Meet Madi! She is currently 6 years old and in the first grade. She has a very sassy personality and the most welcoming smile. She 100% loves for all the attention to be on her. Madi enjoys hanging out with her mom, playing with her Barbies, and watching Puppy Dog Pals. She finds bodily fluid sounds and her siblings getting into trouble hilarious.  

We welcomed Madi, our second child, into the world in early May 2017 after a picture-perfect pregnancy.  At Madi’s 24-hour newborn screening, she showed significant weakness in the left side of her body. She was referred to a local pediatric neurologist to address the weakness. In the 3 weeks we waited to see the neurologist, we noticed some involuntary muscle movements she was experiencing. We reported said movements to the neurologist, and she sent us straight over to the children’s hospital for further evaluation and testing. After a week in our local children’s hospital and several scans, we were sent home without any answers.

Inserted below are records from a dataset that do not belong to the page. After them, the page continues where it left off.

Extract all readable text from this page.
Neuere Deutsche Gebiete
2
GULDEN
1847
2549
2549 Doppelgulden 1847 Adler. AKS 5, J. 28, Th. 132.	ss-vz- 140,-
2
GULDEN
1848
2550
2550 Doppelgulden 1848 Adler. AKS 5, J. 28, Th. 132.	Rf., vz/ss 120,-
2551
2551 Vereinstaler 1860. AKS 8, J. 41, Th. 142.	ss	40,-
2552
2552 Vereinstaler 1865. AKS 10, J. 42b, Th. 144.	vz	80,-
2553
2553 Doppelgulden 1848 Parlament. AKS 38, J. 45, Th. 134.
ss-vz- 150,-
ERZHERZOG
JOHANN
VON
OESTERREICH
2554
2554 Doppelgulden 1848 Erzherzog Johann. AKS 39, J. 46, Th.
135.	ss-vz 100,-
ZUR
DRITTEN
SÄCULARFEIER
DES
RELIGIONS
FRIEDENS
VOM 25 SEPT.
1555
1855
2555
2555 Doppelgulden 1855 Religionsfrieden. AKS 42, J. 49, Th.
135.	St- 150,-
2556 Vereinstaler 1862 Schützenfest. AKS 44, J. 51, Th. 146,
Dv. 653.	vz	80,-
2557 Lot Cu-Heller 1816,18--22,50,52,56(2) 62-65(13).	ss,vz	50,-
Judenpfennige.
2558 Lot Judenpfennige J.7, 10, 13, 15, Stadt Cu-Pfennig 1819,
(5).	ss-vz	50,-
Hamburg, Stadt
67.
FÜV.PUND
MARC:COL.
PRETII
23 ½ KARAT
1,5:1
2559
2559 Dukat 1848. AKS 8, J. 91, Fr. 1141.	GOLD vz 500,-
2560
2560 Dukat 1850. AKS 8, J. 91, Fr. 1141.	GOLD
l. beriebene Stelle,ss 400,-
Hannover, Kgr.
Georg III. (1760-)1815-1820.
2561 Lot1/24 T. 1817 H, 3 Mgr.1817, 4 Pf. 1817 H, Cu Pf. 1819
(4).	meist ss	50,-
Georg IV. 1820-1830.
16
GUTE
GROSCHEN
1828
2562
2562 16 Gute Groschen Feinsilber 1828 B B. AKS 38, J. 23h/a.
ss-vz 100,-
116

Fast forward to Madi’s 1-month check-up, she was showing some signs of delay and our pediatrician referred us to physical therapy and occupational therapy. As time went on the delays became more obvious. She was unable to hold her head up, roll over, laugh, or babble…they were all absent. Around 5 months of age, Madi began to struggle during feeding times. She wasn’t able to finish a feeding without vomiting and/or crying constantly for hours. By 7 months of age, she had lost her ability to suck and swallow during feeding times. She was admitted to our local children’s hospital and diagnosed with failure to thrive. Madi was discharged home with a feeding tube and pain medication to keep her comfortable.

During that stay at the children’s hospital, we also met with a neurologist and geneticist who were determined to find out the cause of her delays and setbacks. Test after test, appointment after appointment, my husband and I felt very defeated and were ready to give up because everything was coming back “normal”. We partook in one last test in which we submitted DNA samples from all 4 of us (mom, dad, sister, and Madi). Within 6 weeks, we had a diagnosis of GRIN1.

That was it, just a diagnosis and “She will never walk or talk.” No other information, no resources, and no clue what to do next besides therapy. I cried so much not knowing what life was about to be like for her. With very little help from Google and a support group on Social Media, I finally felt a little less alone. Honestly, all we could do at that point was take things day by day and be on the lookout for common symptoms that our fellow GRIN parents were seeing. At this time, Madi only had developmental delay and feeding difficulties.  

Fast forward to today (March 2024), Madi symptoms include severe developmental delay, feeding difficulties, dystonia, and severe epilepsy.